De 1914 à 1918, Raoul Gérard Oesterreich séjourne en Angleterre où il épouse une jeune américaine, elle aussi fortunée, Dorothy Moorwood. La jeune femme est atteinte de la tuberculose; le jeune couple se rend à Davos, puis s’établit à Lausanne d’où Raoul Gérard Oesterreich fait exécuter un grand nombre d’illustrations (notamment par l’aquarelliste Wilke). Il correspond avec plusieurs artistes de différents pays, à qui il envoie une documentation écrite ou imagée et commande une série de dessins ou aquarelles. Il est également en relation avec d’autres collectionneurs, tel par exemple, Paul Armont, Otto Gottstein.

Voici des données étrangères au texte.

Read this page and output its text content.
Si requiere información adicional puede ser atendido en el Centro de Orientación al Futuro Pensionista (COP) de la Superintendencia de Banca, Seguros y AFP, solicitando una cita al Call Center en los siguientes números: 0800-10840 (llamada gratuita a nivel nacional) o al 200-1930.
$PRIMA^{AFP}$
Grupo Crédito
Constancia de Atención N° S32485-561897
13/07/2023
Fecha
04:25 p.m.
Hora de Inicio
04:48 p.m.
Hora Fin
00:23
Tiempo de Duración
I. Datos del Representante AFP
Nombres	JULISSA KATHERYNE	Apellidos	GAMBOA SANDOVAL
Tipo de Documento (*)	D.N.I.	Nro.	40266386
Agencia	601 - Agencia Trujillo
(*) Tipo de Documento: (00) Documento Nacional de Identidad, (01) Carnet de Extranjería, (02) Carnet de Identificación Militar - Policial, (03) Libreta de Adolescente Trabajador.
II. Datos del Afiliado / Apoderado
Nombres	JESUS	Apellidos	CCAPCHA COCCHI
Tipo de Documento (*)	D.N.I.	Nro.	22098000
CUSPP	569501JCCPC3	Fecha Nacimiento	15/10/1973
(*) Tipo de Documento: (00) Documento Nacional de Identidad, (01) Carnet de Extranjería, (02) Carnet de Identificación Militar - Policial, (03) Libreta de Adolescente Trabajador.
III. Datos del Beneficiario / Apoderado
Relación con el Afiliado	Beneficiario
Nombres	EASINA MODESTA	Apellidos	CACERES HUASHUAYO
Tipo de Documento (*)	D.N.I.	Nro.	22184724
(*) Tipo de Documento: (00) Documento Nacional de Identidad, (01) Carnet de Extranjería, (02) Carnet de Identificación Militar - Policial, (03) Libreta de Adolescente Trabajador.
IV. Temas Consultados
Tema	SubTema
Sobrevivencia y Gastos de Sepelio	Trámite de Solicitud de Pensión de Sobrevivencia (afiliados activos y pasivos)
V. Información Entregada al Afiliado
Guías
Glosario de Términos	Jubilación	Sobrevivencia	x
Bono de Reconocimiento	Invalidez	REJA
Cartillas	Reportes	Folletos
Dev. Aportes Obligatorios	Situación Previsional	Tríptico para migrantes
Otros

Prémisse à la Deuxième Guerre mondiale, la montée du nazisme va l’inciter à effacer les traces qui conduisent à son passé. Il obtient la nationalité suisse en abandonnant son nom de famille pour le remplacer par son second prénom : Gérard.
Son épouse meurt en 1939; il liquide sa maison lausannoise et poursuit sa vocation d’historien collectionneur à Londres encore, en Afrique du Nord et du Sud, au Canada, aux USA, au Mexique, au Japon et en Inde. D’hôtels en musées, de bibliothèques en expositions, de collections privées en archives officielles, il voyage sans trêve, ni repos. Son parcours pourtant le ramène à Lausanne où Il meurt le 20 mai 1960.

La collection

Que reste-t-il des travaux de celui qui aujourd’hui est entré dans l’histoire des grands collectionneurs de figurines d’étain ? A sa mort, cette fabuleuse collection de 180’000 pièces a fondu au hasard des pérégrinations laborieuses de leur propriétaire, de telle sorte qu’il n’en reste qu’environ 40’000. Raoul Gérard a été un étrange collectionneur autodidacte. A la manière obstinée d’un chercheur, il a assouvi sa passion en magnifiant les temps forts de l’histoire par de petits hommes d’étain gravés et coulés, puis peints par des artistes de renom. Ses carnets de voyage, sa correspondance, son journal personnel en portent témoignage. Si le but de sa quête a été d’abord d’ordre militaire, elle s’est étendue également à l’histoire tout court, à l’héraldique, l’architecture, la civilisation, le folklore et le paysage.

En septembre 1959, à la suite d’une donation entre vifs, l’Etat de Vaud devient légataire universel de Raoul Gérard dont il héritera l’année suivante. Il devient ainsi propriétaire d’un trésor fabuleux, d’une iconographie superbe créée par des artistes célèbres, dont Madlener, Begnini, Rousselot, Bombled-Wilke.

En 1974, une convention est alors établie avec le Musée militaire vaudois qui en devient le dépositaire.